Hood To Coast Weekend

So maybe I will try to write about it again.


Maybe just the highlights, like how Anita and I nested in the backest back seat of the van with our shoes and snacks and warmups and towels, watching the runners through the windows we'd painted and the ribbons we strung onto the rack.

And how we ran the 4th and 5th legs, and then the 16th and 17th legs in the middle of the freezing night totally overdressed after one of our runners from the second van got lost in Portland and ended up on the wrong side of the river putting our team two hours behind our projected finish time and ruining us for sleep...

...but then, 30 hours into the race I ran my fastest time on the 28th leg and passed the relay bracelet off to Anita for the 29th leg and she just flew up the steepest hills of the course like she had winged feet.

I left my running shoes on someone's floor when we took an ill-advised detour to sleep while the second van ran but we only got an hour of rest and I had to borrow shoes. How could I leave my shoes behind?

I am not so sure about the rest of the team.

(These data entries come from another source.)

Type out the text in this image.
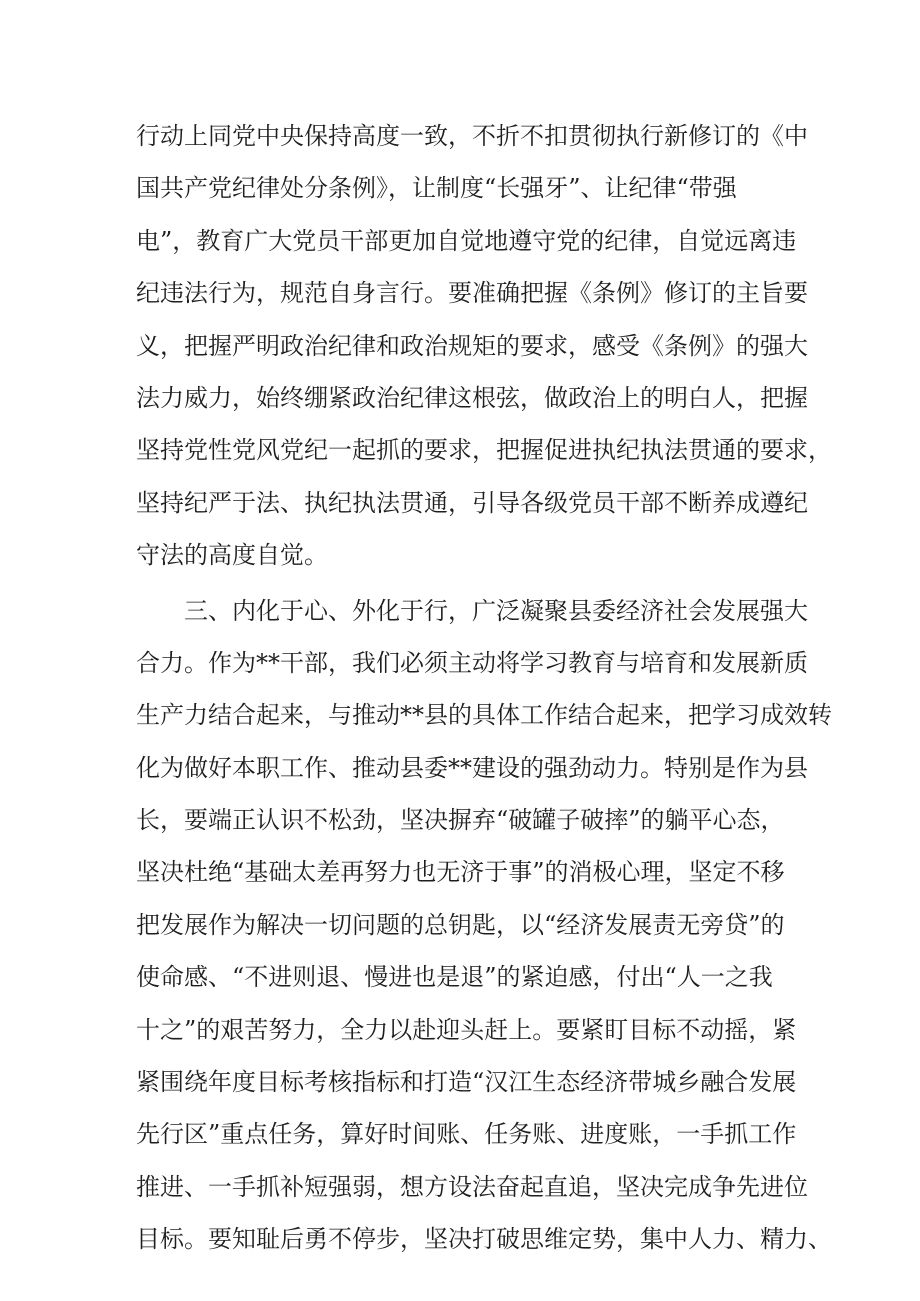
行动上同党中央保持高度一致，不折不扣贯彻执行新修订的《中
国共产党纪律处分条例》，让制度“长强牙”、让纪律“带强
电”，教育广大党员干部更加自觉地遵守党的纪律，自觉远离违
纪违法行为，规范自身言行。要准确把握《条例》修订的主旨要
义，把握严明政治纪律和政治规矩的要求，感受《条例》的强大
法力威力，始终绷紧政治纪律这根弦，做政治上的明白人，把握
坚持党性党风党纪一起抓的要求，把握促进执纪执法贯通的要求，
坚持纪严于法、执纪执法贯通，引导各级党员干部不断养成遵纪
守法的高度自觉。
　　三、内化于心、外化于行，广泛凝聚县委经济社会发展强大
合力。作为**干部，我们必须主动将学习教育与培育和发展新质
生产力结合起来，与推动**县的具体工作结合起来，把学习成效转
化为做好本职工作、推动县委**建设的强劲动力。特别是作为县
长，要端正认识不松劲，坚决摒弃“破罐子破摔”的躺平心态，
坚决杜绝“基础太差再努力也无济于事”的消极心理，坚定不移
把发展作为解决一切问题的总钥匙，以“经济发展责无旁贷”的
使命感、“不进则退、慢进也是退”的紧迫感，付出“人一之我
十之”的艰苦努力，全力以赴迎头赶上。要紧盯目标不动摇，紧
紧围绕年度目标考核指标和打造“汉江生态经济带城乡融合发展
先行区”重点任务，算好时间账、任务账、进度账，一手抓工作
推进、一手抓补短强弱，想方设法奋起直追，坚决完成争先进位
目标。要知耻后勇不停步，坚决打破思维定势，集中人力、精力、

There wasn't a whole lot of common ground, we just didn't really get each other but we got along just fine. I was humming Chariots of Fire to myself as I ran and gave myself goosebumps (which is an odd sensation when you body is overheating) and so I had to stop and started singing Eye of the Tiger instead but when I tried to tell the van girls about it they just looked at me like they didn't speak my language. And in a way, I don't think they do. But they were very nice.


When we arrived in Seaside the ceremony on the beach was well underway. Runners and drinkers and all sort of celebrants on hotel balconies, announcers and photographers all milling around, wearing finisher medals and grinning silly and proud.

Anita and I took our finisher medals down to the water and got the cuffs of our pants wet then we limped back to the tents. We left for Portland that night still riding in the back, in the dark, in the now empty van whispering about my brother John, about school, told stories, became friends.

She really is a super cool kid. One of the best.